Plaques from the National Lynching Memorial describing why people were lynched.

naima/Twitter Remix by Samantha Grasso

How the stories from Alabama’s ‘National Lynching Memorial’ still resonate today

The excuses for lynchings are still pertinent today.

 

Samantha Grasso

IRL

Posted on Jul 11, 2018   Updated on May 21, 2021, 11:24 am CDT

As Black Americans continue to be innocently murdered by police and have authorities called on them for insignificant excuses, one woman’s trip to the Memorial for Peace and Justice in Montgomery, Alabama, shows just how closely history appears to be repeating itself.

On Monday, July 9, Twitter user Naima Cochrane shared photos and videos of her visit to the memorial, also informally known as the National Lynching Memorial.

The memorial, opened in April by nonprofit Equal Justice Initiative, features 800 6-foot-tall steel monuments suspended from the ceiling, each for a different county, representing more than 4,000 total people who were lynched across America for a variety of unsubstantiated allegations. The memorial’s perimeter displays placards of the names of people lynched, and “reasons” for why.

In her Twitter thread of her time at the memorial, Cochrane shared some of these placards, writing, “Some lynched for something as simple as standing around a white space, ‘frightening’ a white woman. Sh*t is sounding way too familiar right now.”

One person, Jesse Thornton, was said to have been lynched in Alabama in 1940 for not calling a white police officer “mister.” Another Alabaman, William Wardley, was lynched in 1896 because he was thought by local white merchants to have used counterfeit money. The merchants were wrong. General Lee was lynched in 1904 for simply knocking on a white woman’s door.

“These stories rise up in our spirit every time a black person is killed extrajudicially at the hands of police officers,” Cochrane tweeted amid other placards, “every time someone decides our blackness in and of itself is suspicious and calls said police. They are ingrained into our American DNA: our freedom to think, speak, move, BE… challenged at every turn, because white people need to feel superior.”
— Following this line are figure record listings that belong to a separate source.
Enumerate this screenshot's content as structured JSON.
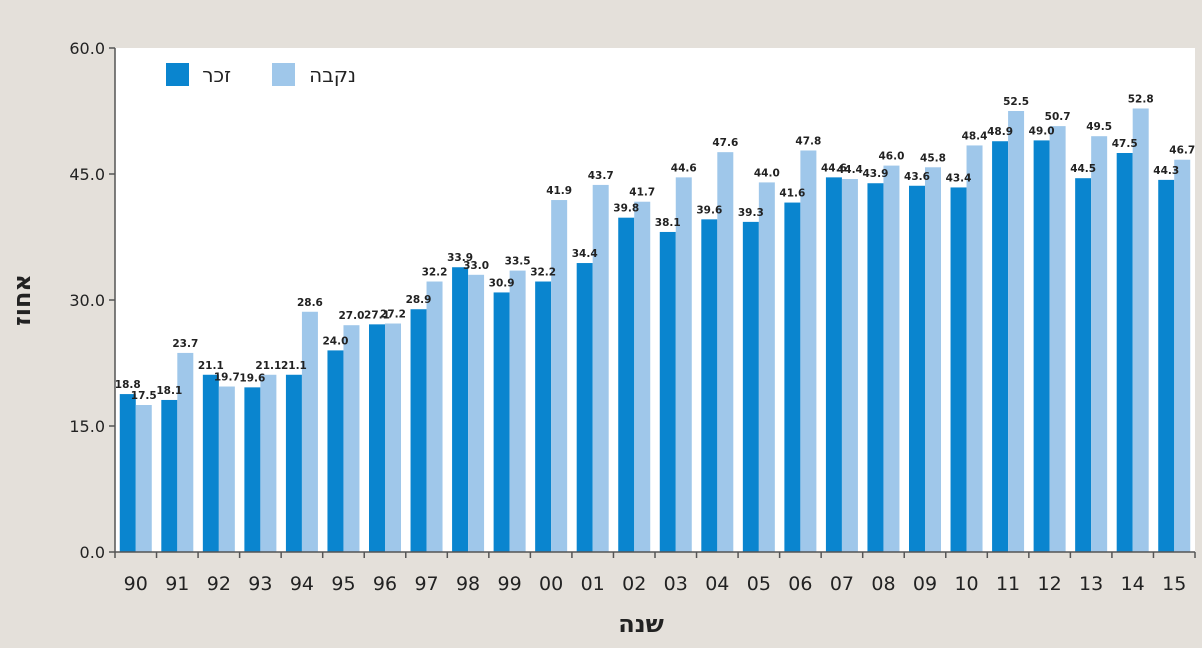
{
  "chart_data": {
    "type": "bar",
    "xlabel": "שנה",
    "ylabel": "אחוז",
    "ylim": [
      0,
      60
    ],
    "yticks": [
      "0.0",
      "15.0",
      "30.0",
      "45.0",
      "60.0"
    ],
    "grid": false,
    "legend_position": "top-left",
    "categories": [
      "90",
      "91",
      "92",
      "93",
      "94",
      "95",
      "96",
      "97",
      "98",
      "99",
      "00",
      "01",
      "02",
      "03",
      "04",
      "05",
      "06",
      "07",
      "08",
      "09",
      "10",
      "11",
      "12",
      "13",
      "14",
      "15"
    ],
    "series": [
      {
        "name": "זכר",
        "color": "#0a85cf",
        "values": [
          18.8,
          18.1,
          21.1,
          19.6,
          21.1,
          24.0,
          27.1,
          28.9,
          33.9,
          30.9,
          32.2,
          34.4,
          39.8,
          38.1,
          39.6,
          39.3,
          41.6,
          44.6,
          43.9,
          43.6,
          43.4,
          48.9,
          49.0,
          44.5,
          47.5,
          44.3
        ],
        "labels": [
          "18.8",
          "18.1",
          "21.1",
          "19.6",
          "21.1",
          "24.0",
          "27.1",
          "28.9",
          "33.9",
          "30.9",
          "32.2",
          "34.4",
          "39.8",
          "38.1",
          "39.6",
          "39.3",
          "41.6",
          "44.6",
          "43.9",
          "43.6",
          "43.4",
          "48.9",
          "49.0",
          "44.5",
          "47.5",
          "44.3"
        ]
      },
      {
        "name": "נקבה",
        "color": "#9fc7ea",
        "values": [
          17.5,
          23.7,
          19.7,
          21.1,
          28.6,
          27.0,
          27.2,
          32.2,
          33.0,
          33.5,
          41.9,
          43.7,
          41.7,
          44.6,
          47.6,
          44.0,
          47.8,
          44.4,
          46.0,
          45.8,
          48.4,
          52.5,
          50.7,
          49.5,
          52.8,
          46.7
        ],
        "labels": [
          "17.5",
          "23.7",
          "19.7",
          "21.1",
          "28.6",
          "27.0",
          "27.2",
          "32.2",
          "33.0",
          "33.5",
          "41.9",
          "43.7",
          "41.7",
          "44.6",
          "47.6",
          "44.0",
          "47.8",
          "44.4",
          "46.0",
          "45.8",
          "48.4",
          "52.5",
          "50.7",
          "49.5",
          "52.8",
          "46.7"
        ]
      }
    ]
  }
}
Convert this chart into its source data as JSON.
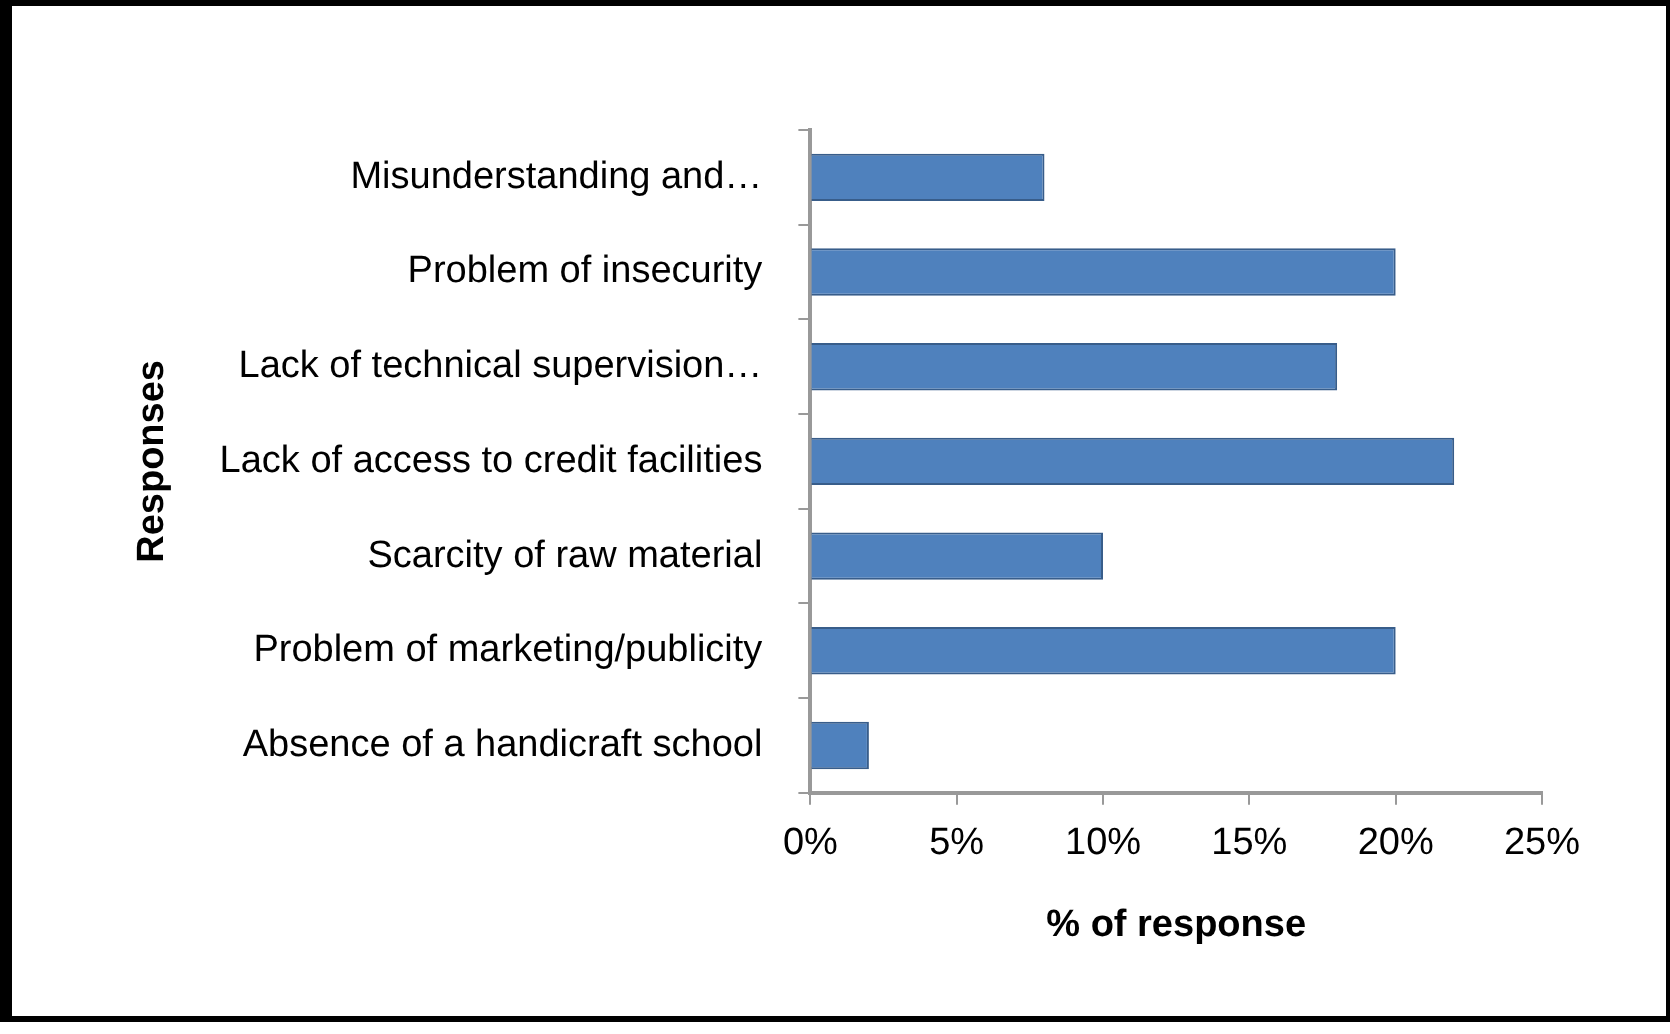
{
  "chart_data": {
    "type": "bar",
    "orientation": "horizontal",
    "xlabel": "% of response",
    "ylabel": "Responses",
    "categories": [
      "Misunderstanding and…",
      "Problem of insecurity",
      "Lack of technical supervision…",
      "Lack of access to credit facilities",
      "Scarcity of raw material",
      "Problem of marketing/publicity",
      "Absence of a handicraft school"
    ],
    "values": [
      8,
      20,
      18,
      22,
      10,
      20,
      2
    ],
    "color": "#4f81bd",
    "xlim": [
      0,
      25
    ],
    "xticks": [
      {
        "value": 0,
        "label": "0%"
      },
      {
        "value": 5,
        "label": "5%"
      },
      {
        "value": 10,
        "label": "10%"
      },
      {
        "value": 15,
        "label": "15%"
      },
      {
        "value": 20,
        "label": "20%"
      },
      {
        "value": 25,
        "label": "25%"
      }
    ],
    "grid": false,
    "legend": false
  }
}
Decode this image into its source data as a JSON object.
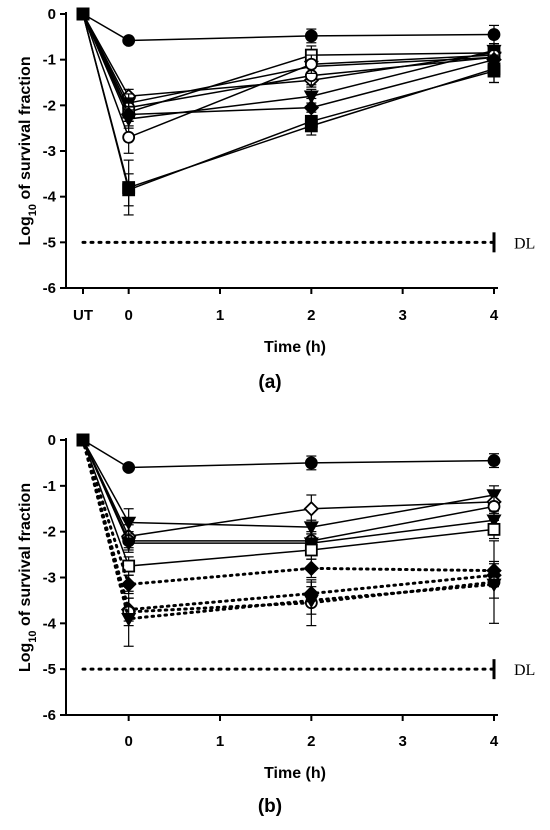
{
  "chart_data": [
    {
      "type": "line",
      "panel_label": "(a)",
      "title": "",
      "xlabel": "Time (h)",
      "ylabel_main": "Log",
      "ylabel_sub": "10",
      "ylabel_rest": " of survival fraction",
      "x_ticks": [
        {
          "value": -0.5,
          "label": "UT"
        },
        {
          "value": 0,
          "label": "0"
        },
        {
          "value": 1,
          "label": "1"
        },
        {
          "value": 2,
          "label": "2"
        },
        {
          "value": 3,
          "label": "3"
        },
        {
          "value": 4,
          "label": "4"
        }
      ],
      "y_ticks": [
        0,
        -1,
        -2,
        -3,
        -4,
        -5,
        -6
      ],
      "xlim": [
        -0.5,
        4
      ],
      "ylim": [
        -6,
        0
      ],
      "detection_limit": {
        "value": -5,
        "label": "DL"
      },
      "series": [
        {
          "marker": "circle-filled",
          "style": "solid",
          "x": [
            -0.5,
            0,
            2,
            4
          ],
          "y": [
            0,
            -0.58,
            -0.48,
            -0.45
          ],
          "err": [
            0,
            0.05,
            0.15,
            0.2
          ]
        },
        {
          "marker": "diamond-open",
          "style": "solid",
          "x": [
            -0.5,
            0,
            2,
            4
          ],
          "y": [
            0,
            -1.8,
            -1.45,
            -0.85
          ],
          "err": [
            0,
            0.15,
            0.15,
            0.2
          ]
        },
        {
          "marker": "triangle-down-filled",
          "style": "solid",
          "x": [
            -0.5,
            0,
            2,
            4
          ],
          "y": [
            0,
            -1.95,
            -1.15,
            -0.95
          ],
          "err": [
            0,
            0.2,
            0.2,
            0.2
          ]
        },
        {
          "marker": "circle-open",
          "style": "solid",
          "x": [
            -0.5,
            0,
            2,
            4
          ],
          "y": [
            0,
            -2.05,
            -1.35,
            -0.95
          ],
          "err": [
            0,
            0.2,
            0.2,
            0.2
          ]
        },
        {
          "marker": "square-open",
          "style": "solid",
          "x": [
            -0.5,
            0,
            2,
            4
          ],
          "y": [
            0,
            -2.15,
            -0.9,
            -0.85
          ],
          "err": [
            0,
            0.2,
            0.2,
            0.2
          ]
        },
        {
          "marker": "triangle-down-filled",
          "style": "solid",
          "x": [
            -0.5,
            0,
            2,
            4
          ],
          "y": [
            0,
            -2.3,
            -1.8,
            -0.8
          ],
          "err": [
            0,
            0.2,
            0.15,
            0.15
          ]
        },
        {
          "marker": "circle-open",
          "style": "solid",
          "x": [
            -0.5,
            0,
            2,
            4
          ],
          "y": [
            0,
            -2.7,
            -1.1,
            -0.9
          ],
          "err": [
            0,
            0.35,
            0.2,
            0.2
          ]
        },
        {
          "marker": "diamond-filled",
          "style": "solid",
          "x": [
            -0.5,
            0,
            2,
            4
          ],
          "y": [
            0,
            -2.2,
            -2.05,
            -1.0
          ],
          "err": [
            0,
            0.25,
            0.2,
            0.2
          ]
        },
        {
          "marker": "square-filled",
          "style": "solid",
          "x": [
            -0.5,
            0,
            2,
            4
          ],
          "y": [
            0,
            -3.85,
            -2.35,
            -1.25
          ],
          "err": [
            0,
            0.35,
            0.2,
            0.25
          ]
        },
        {
          "marker": "square-filled",
          "style": "solid",
          "x": [
            -0.5,
            0,
            2,
            4
          ],
          "y": [
            0,
            -3.8,
            -2.45,
            -1.2
          ],
          "err": [
            0,
            0.6,
            0.2,
            0.3
          ]
        }
      ]
    },
    {
      "type": "line",
      "panel_label": "(b)",
      "title": "",
      "xlabel": "Time (h)",
      "ylabel_main": "Log",
      "ylabel_sub": "10",
      "ylabel_rest": " of survival fraction",
      "x_ticks": [
        {
          "value": 0,
          "label": "0"
        },
        {
          "value": 1,
          "label": "1"
        },
        {
          "value": 2,
          "label": "2"
        },
        {
          "value": 3,
          "label": "3"
        },
        {
          "value": 4,
          "label": "4"
        }
      ],
      "y_ticks": [
        0,
        -1,
        -2,
        -3,
        -4,
        -5,
        -6
      ],
      "xlim": [
        -0.5,
        4
      ],
      "ylim": [
        -6,
        0
      ],
      "detection_limit": {
        "value": -5,
        "label": "DL"
      },
      "series": [
        {
          "marker": "circle-filled",
          "style": "solid",
          "x": [
            -0.5,
            0,
            2,
            4
          ],
          "y": [
            0,
            -0.6,
            -0.5,
            -0.45
          ],
          "err": [
            0,
            0.05,
            0.15,
            0.15
          ]
        },
        {
          "marker": "triangle-down-filled",
          "style": "solid",
          "x": [
            -0.5,
            0,
            2,
            4
          ],
          "y": [
            0,
            -1.8,
            -1.9,
            -1.2
          ],
          "err": [
            0,
            0.3,
            0.15,
            0.2
          ]
        },
        {
          "marker": "diamond-open",
          "style": "solid",
          "x": [
            -0.5,
            0,
            2,
            4
          ],
          "y": [
            0,
            -2.1,
            -1.5,
            -1.35
          ],
          "err": [
            0,
            0.25,
            0.3,
            0.25
          ]
        },
        {
          "marker": "circle-open",
          "style": "solid",
          "x": [
            -0.5,
            0,
            2,
            4
          ],
          "y": [
            0,
            -2.2,
            -2.2,
            -1.45
          ],
          "err": [
            0,
            0.2,
            0.2,
            0.3
          ]
        },
        {
          "marker": "triangle-down-filled",
          "style": "solid",
          "x": [
            -0.5,
            0,
            2,
            4
          ],
          "y": [
            0,
            -2.25,
            -2.25,
            -1.75
          ],
          "err": [
            0,
            0.2,
            0.2,
            0.2
          ]
        },
        {
          "marker": "square-open",
          "style": "solid",
          "x": [
            -0.5,
            0,
            2,
            4
          ],
          "y": [
            0,
            -2.75,
            -2.4,
            -1.95
          ],
          "err": [
            0,
            0.2,
            0.2,
            0.2
          ]
        },
        {
          "marker": "diamond-filled",
          "style": "dotted",
          "x": [
            -0.5,
            0,
            2,
            4
          ],
          "y": [
            0,
            -3.15,
            -2.8,
            -2.85
          ],
          "err": [
            0,
            0.2,
            0.2,
            0.2
          ]
        },
        {
          "marker": "diamond-filled",
          "style": "dotted",
          "x": [
            -0.5,
            0,
            2,
            4
          ],
          "y": [
            0,
            -3.7,
            -3.35,
            -2.95
          ],
          "err": [
            0,
            0.25,
            0.25,
            0.25
          ]
        },
        {
          "marker": "circle-open",
          "style": "dotted",
          "x": [
            -0.5,
            0,
            2,
            4
          ],
          "y": [
            0,
            -3.75,
            -3.55,
            -3.1
          ],
          "err": [
            0,
            0.3,
            0.5,
            0.9
          ]
        },
        {
          "marker": "triangle-down-filled",
          "style": "dotted",
          "x": [
            -0.5,
            0,
            2,
            4
          ],
          "y": [
            0,
            -3.9,
            -3.5,
            -3.15
          ],
          "err": [
            0,
            0.6,
            0.3,
            0.3
          ]
        }
      ]
    }
  ]
}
“I was familiar with the history and with various stories, but seeing it as a physical representation was overwhelming,” Cochrane told the Daily Dot.

Cochrane, a music entertainment executive and creator of the #MusicSermon Twitter series, told the Daily Dot that she took the photos and videos to emphasize the history of lynching and its role in brutality witnessed today, and how it goes beyond the history of Emmett Till, the teenager who was brutalized and murdered in 1955 for the accusations of a white woman that he had whistled at her. In 2008, the woman admitted that she made up the accusations.

Cochrane said she had noticed her Twitter thread going viral after John Legend, a friend of hers who she’s previously worked with, retweeted the thread. Legend has also worked closely with Equal Justice Initiative founder and director Bryan Stevenson, Cochrane said, whose efforts led to the memorial’s creation. The video opening the Twitter thread has so far gained 11,000 likes and nearly 5,000 retweets.

“I’m a bit surprised, but also happy that something this important and informative is spreading,” she said.

Without a doubt, even the stories of white people policing Black people and police brutality echo these instances. In the last few months, a Black child who missed the bus and got lost while walking to school was shot at by a white man after he knocked on the door to ask for directions. The wife of the man thought he was breaking in.

And white people have called the police on Black people for asking to use a Starbucks restroom and sitting in the vicinity without purchasing something, for selling water without a permit, for barbecuing with charcoal on a non-charcoal grill, for refusing to show identification at a private pool at which they were a member. The list goes on. And again, these are only the high-profile cases in the last month that have gone viral because of recorded video—not all cases that have been recorded, nor all the cases that occurred without someone capturing the altercation on tape.

“There’s a mindset that lynching was an uncommon occurrence during a time long long ago, and nothing like that can ever happen again,” Cochrane said. “The reality is Black lives in America continue to be over-policed, and we react so strongly because of our history. There are people who were part of lynch parties in the 40’s still living.”

Readers of Cochrane’s thread shared their emotions, commenting on the ways in which these murders still resonate today.

Others shared their own documentations of the memorial and museum.

While some readers tried to distance the murders captured in the memorial from instances of police brutality and white aggression against Black existence happening today, it’s clear these two moments in history are connected, even if some don’t want to acknowledge it.

“You suspect these comments will stay in your own echo chamber, but people have responded telling me they had no idea. If even just one or two people saw my thread and are now thinking differently, I’m thrilled,” Cochrane said.